Yep that pretty much sums it up. I've been a mama for just over 12 years...when does it start getting easier??! And "free" time is an urban legend!!

February 11, 2011 at 10:06 PM  
Anonymous Practical Parenting said...

Wait...does this mean I won't be exercising more when they're in school (the bar is set low, anything is better than never!)? It's so true, you just grow out of one stage and enter another! Happy to meet another BFF of Shell...she has the greatest!

February 11, 2011 at 10:28 PM  
Blogger Unknown said...

Well ... yea, I suppose it is a paradox ... funny thing is I;ve been sittin ghere for like 5 WHOLE minutes trying to figure out what to say but my brain keeps wrapping around too many thoughts to focus on one ... or two ... so, I guess thanks for point out the new blog for me to check out- I totally know what you you mean by "when my blog grows up" OH, and Fashion Week is a bit of a paradox too!

February 11, 2011 at 10:49 PM  
Blogger Cyndy Bush said...

I love Angie! I have been reading her forever it seems like. She is awesome (and gorgeous!).

February 12, 2011 at 1:02 AM  
Anonymous Making It Work Mom said...

So true! Not as much maintenance with the older ones, but just as much work!

February 12, 2011 at 12:03 PM  
Blogger Mrs4444 said...

I can relate! Now that I have just one at home, I'm happy to catch my breath. Soon, she'll be driving herself, and I could get bored! (not)

February 12, 2011 at 8:12 PM  
Blogger Cori said...

I dont think it ever gets easier, it just gets different :D

February 13, 2011 at 1:26 AM  
Anonymous tracy said...

Perfect way to phrase it. The thing about parenting is once you think you have it figure out, it changes.
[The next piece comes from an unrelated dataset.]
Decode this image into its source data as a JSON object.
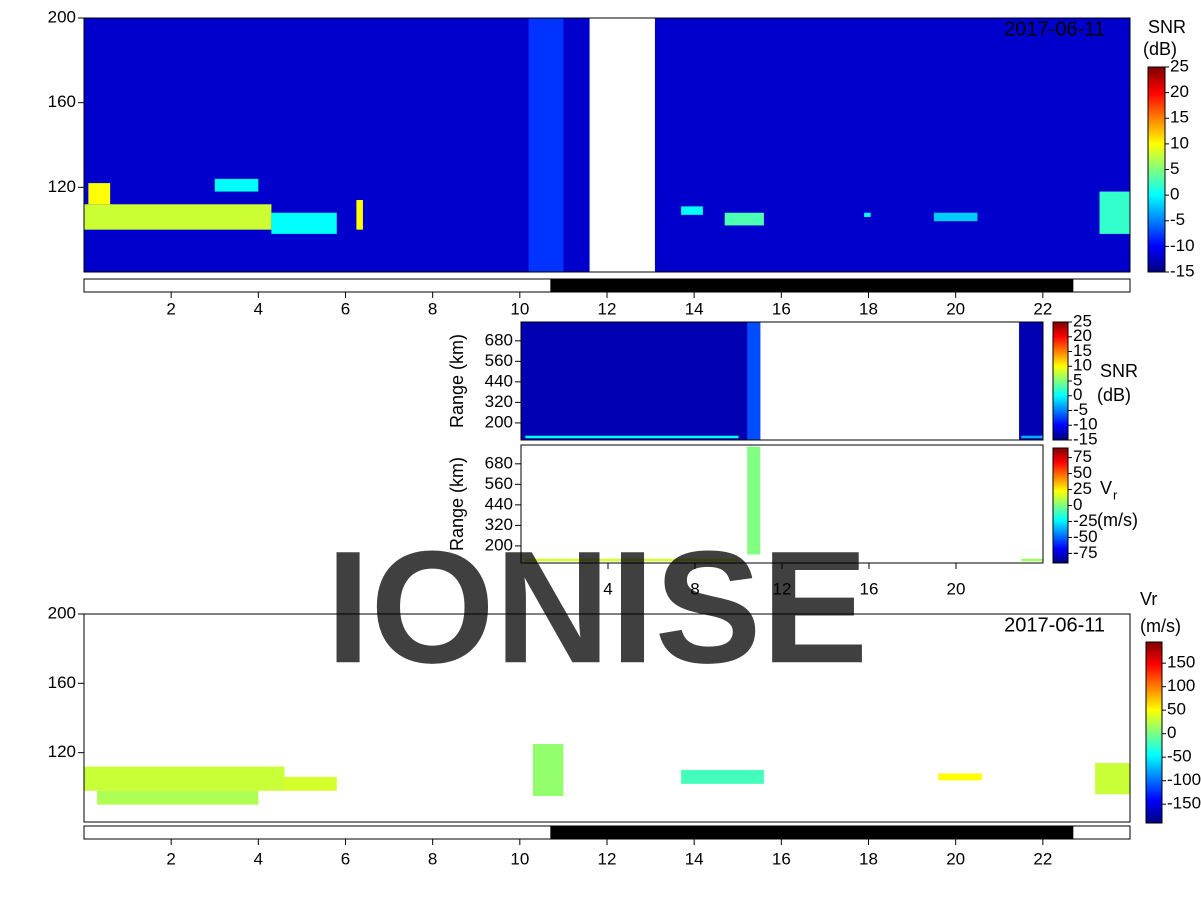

February 13, 2011 at 6:43 AM  
Blogger mypixieblog said...

Great choice for a BFF! I have heard this, though I would hope for all your mommies that the chaos would die down a bit as the kids get older. I dunno how you all do it, but you're all supermommies to me :)

Hope you are all enjoying the weekend!

February 13, 2011 at 6:53 PM  
Blogger Goodnight moon said...

It's so true! I keep telling myself that once ALL my kids are in school, I'll be able to do what I want during the day. But now that I have 2 at school and 2 at home...my days are ANYTHING but for myself. Granted, I know I still have 2 at home, but my days are SPENT!

I'm heading over to visit her blog now!